You can set a password on a group, though hardly anyone uses this feature. If you do, a user can make any group his primary group as long as he knows the password. Let’s try. First, we’ll add a new group called “hackers”:

# groupadd hackers

Now we’ll set a password on it:

# gpasswd hackers
Changing the password for group hackers
New Password:
Re-enter new password:

The password hashes are stored in /etc/gshadow, analogous to /etc/shadow for user passwords. Now, if andrew tries to make hackers his primary group, although he’s not a member, he’ll succeed if he knows the password:

$ newgrp hackers
Password:
$ id
uid=1001(andrew) gid=1004(hackers) groups=1001(andrew),1002(editors),1004(hackers)

Be aware, though, that telling someone the password for a group is not the same as making them a member of the group.

Although file permissions are not the only place that Linux applies access controls, they are absolutely essential to system security. In my experience a high proportion of system problems or security holes come down to misunderstanding or misapplying file permissions. Knowing how they really work is important.

A veteran Unix and Linux enthusiast, Chris Brown has written and delivered open source training from New Delhi to San Francisco, though not on the same day.

Prise the back off Linux and find out what really makes it tick.

Command of the month: umask

Strictly speaking, umask isn’t a command, it’s a shell built-in, but I don’t mind thinking of it as a command if you don’t. The umask setting (usually established in a shell startup file such as ~/.profile) is used to limit the permissions that will be assigned to any file you create. It’s a bit confusing because it sort of works ‘upside down’ – the permission bits that are set in umask will be withheld from any files you create.

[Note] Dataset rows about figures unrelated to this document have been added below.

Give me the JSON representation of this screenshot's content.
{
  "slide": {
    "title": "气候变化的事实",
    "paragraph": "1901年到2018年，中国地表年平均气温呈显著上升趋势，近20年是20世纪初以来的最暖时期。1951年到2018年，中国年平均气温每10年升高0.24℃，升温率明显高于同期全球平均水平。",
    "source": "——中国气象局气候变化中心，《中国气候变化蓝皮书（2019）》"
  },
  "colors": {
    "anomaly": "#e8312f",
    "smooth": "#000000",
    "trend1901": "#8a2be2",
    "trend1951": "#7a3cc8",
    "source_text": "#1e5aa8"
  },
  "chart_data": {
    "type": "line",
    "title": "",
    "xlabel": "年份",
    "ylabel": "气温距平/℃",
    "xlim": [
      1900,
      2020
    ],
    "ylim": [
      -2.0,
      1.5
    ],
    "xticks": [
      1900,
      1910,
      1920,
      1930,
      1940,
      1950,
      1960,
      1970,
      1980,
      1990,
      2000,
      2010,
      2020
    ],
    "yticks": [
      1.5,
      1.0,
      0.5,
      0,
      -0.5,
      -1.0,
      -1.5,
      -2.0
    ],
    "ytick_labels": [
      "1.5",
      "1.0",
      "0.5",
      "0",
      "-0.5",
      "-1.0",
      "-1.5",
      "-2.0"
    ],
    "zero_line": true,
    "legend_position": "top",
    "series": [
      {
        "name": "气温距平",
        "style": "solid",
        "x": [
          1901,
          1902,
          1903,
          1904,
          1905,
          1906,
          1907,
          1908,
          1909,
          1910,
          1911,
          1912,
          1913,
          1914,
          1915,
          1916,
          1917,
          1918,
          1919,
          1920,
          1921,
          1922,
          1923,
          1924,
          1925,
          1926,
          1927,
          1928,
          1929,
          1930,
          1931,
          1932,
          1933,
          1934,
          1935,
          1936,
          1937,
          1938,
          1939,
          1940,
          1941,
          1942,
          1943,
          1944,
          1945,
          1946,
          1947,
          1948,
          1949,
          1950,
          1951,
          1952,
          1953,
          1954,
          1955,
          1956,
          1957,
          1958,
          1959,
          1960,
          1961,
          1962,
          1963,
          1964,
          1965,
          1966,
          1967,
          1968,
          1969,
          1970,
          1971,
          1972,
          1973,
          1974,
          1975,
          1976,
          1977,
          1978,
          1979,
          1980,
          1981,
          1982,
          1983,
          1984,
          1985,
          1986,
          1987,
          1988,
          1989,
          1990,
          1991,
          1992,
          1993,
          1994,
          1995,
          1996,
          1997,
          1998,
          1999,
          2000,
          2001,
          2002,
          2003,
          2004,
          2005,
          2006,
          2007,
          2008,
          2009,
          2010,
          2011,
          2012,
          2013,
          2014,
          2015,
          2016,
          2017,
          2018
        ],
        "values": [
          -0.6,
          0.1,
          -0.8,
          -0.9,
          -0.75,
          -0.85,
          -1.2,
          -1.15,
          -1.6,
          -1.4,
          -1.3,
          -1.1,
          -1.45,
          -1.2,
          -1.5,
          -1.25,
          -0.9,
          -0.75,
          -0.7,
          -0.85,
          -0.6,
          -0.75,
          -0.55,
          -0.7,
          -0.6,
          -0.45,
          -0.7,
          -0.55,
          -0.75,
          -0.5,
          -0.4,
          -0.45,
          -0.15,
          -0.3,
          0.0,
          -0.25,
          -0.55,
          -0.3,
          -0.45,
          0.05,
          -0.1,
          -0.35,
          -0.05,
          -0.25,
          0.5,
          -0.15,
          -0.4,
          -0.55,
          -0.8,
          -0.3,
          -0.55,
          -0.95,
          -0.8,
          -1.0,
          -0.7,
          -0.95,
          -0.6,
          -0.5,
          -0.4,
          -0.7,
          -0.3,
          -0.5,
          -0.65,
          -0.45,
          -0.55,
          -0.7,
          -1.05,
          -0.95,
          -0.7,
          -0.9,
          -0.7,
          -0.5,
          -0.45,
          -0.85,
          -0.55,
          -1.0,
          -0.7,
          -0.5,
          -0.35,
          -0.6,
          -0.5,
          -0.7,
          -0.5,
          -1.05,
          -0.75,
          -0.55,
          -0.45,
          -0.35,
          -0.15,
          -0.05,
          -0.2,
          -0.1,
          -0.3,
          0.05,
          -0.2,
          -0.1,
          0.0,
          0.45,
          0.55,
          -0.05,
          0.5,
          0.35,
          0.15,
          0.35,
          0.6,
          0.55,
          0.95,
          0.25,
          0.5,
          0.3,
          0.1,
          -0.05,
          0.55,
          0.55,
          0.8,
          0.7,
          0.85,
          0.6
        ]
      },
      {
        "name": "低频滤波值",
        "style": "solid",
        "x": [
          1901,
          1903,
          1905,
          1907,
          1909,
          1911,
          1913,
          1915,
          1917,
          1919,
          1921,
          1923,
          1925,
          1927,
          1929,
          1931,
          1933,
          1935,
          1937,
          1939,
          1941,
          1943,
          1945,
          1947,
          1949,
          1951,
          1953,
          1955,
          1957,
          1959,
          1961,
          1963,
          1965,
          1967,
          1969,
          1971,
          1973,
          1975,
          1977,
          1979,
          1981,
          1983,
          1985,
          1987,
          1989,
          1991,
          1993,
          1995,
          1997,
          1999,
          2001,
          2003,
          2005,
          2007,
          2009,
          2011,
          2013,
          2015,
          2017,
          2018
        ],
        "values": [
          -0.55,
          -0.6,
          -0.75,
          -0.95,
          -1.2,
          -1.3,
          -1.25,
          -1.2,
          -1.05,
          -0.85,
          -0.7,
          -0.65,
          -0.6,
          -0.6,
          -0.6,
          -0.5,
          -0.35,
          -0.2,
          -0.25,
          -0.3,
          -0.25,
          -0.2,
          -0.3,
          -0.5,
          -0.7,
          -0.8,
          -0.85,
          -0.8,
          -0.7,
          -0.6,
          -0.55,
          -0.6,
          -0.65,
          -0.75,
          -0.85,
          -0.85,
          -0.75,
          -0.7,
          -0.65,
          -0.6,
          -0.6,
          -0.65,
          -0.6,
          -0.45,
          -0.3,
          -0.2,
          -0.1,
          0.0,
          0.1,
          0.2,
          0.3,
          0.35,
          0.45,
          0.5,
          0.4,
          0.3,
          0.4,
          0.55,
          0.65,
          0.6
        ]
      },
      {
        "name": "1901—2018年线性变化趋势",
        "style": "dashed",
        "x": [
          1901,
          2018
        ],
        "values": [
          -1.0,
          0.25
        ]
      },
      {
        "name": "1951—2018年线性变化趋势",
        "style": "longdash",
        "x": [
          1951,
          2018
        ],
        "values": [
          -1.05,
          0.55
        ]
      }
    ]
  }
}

Maybe a couple of examples will help. First we’ll set our umask to zero:

$ umask 000

Now if we create a directory and check its permissions we see something like this:

$ mkdir test1
$ ls -ld test1
drwxrwxrwx 2 andrew andrew 4096 Sep 29 21:20 test1

Notice the very liberal permissions on the directory. Now let’s tighten things up by setting a umask and repeating the experiment:

$ umask 027
$ mkdir test2
$ ls -ld test2
drwxr-x--- 2 andrew andrew 4096 Sep 29 21:20 test2

We see that the bits that are set in the umask (we might represent it as —-w-rwx) are NOT set in the file’s permissions. To be exact, to compute the permissions that will be assigned to a file when it is first created, take the one’s complement of umask and perform a bit-wise logical and operation with the permissions requested by the program that created the file. Also, you should understand that umask only takes effect at the instant a file or directory is created. It doesn’t apply retrospectively to existing files.